Main opposition New Democracy (ND) leader Kyriakos Mitsotakis unveiled a package of liberal-minded and pro-market proposals on Friday evening with an eye directly on next year’s general election, in opening the center-right party’s summit.
With ND leading comfortably in practically all mainstream opinion polls over the past year and a half, and with his own approval ratings now eclipsing a struggling Prime Minister Alexis Tsipras, once considered the “fair-haired boy” of the European left prior to 2015, Mitsotakis’ leitmotif was “less taxes, less social security contributions”.
Besides the economy and what he described as the current leftist-rightist coalition government’s ineptitude and ideological inflexibility, Mitsotakis also promised that a future ND government will tackle the country’s acute demographic problem.
As such, he promised a 2,000-euro benefit to young families for each child born in Greece, as well as an increase in the minimum monthly wage at a rate that is double the annual GDP increase in the country – i.e. with GDP growth estimated at 2 percent in 2018, the minimum wage would increase, as per Mitsotakis’ pledge, at around 4 percent.
The bonus for newborns would be included in the first budget tabled by ND, he added, pointing to looser income criteria aimed to assist younger families the most.
More “family-friendly” proposals included giving mothers the opportunity to select the period for taking maternity and post-partum leave, a home assistance program for working mothers and even a 180-euro-a-month stipend for 10 months for each child that is not accepted into a public daycare center. The latter would give a child’s parents and custodians the ability to opt for a private daycare center.

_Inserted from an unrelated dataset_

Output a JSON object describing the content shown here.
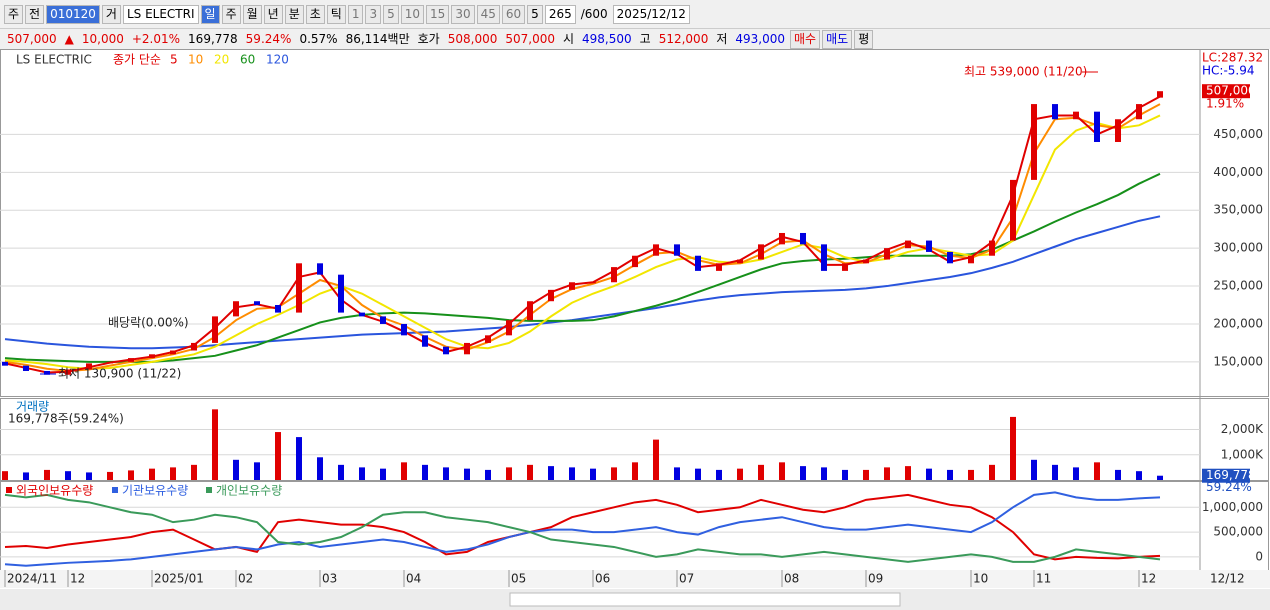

In a bid to reverse the current government’s numerous tax and contributions hikes since 2016 – as part of the third memorandum – Mitsotakis clicked off a series of promises to cut taxes, such as reducing the unpopular property tax, an introductory income tax rate for newly active taxpayers at 9 percent (from the current 22 percent), a corporate tax rate of 20 percent (from the current 29 percent), a 15-percent social security contributions (from 20 percent), lower VAT rates, especially in the tourism and food & beverage sectors (11 percent), as well as an eagerly foreseen 120-payment installment plan for covering off arrears to the tax bureau and social security funds.
He also promised to gradually abolish a yearly fee (500 to 600 euros) imposed on self-employed professionals – even with zero income – and a progressive tax the leftist government dubbed a “special solidarity contribution”.
“The goal of our policy is not just the country’s growth, but to bridge differences, to remove divisions and reduce inequities; to work for the economic and social reconstruction of our country’s middle class; the middle class established by our fathers and grandfathers, mothers and grandmothers … within 50 years they created, from the ruins of war, a state that is today still among the 30 most prosperous in the world,” he told party delegates at a conference center adjacent to the Athens International Airport during a nationally televised address, adding:
“This is the accomplishment of Greece’s middle class, an accomplishment that is based on a simply and traditional value: personal and collective success; hard work; the desire for one’s children to live a better life than the one we live – the values that Mr. Tsipras and his friends disparage.”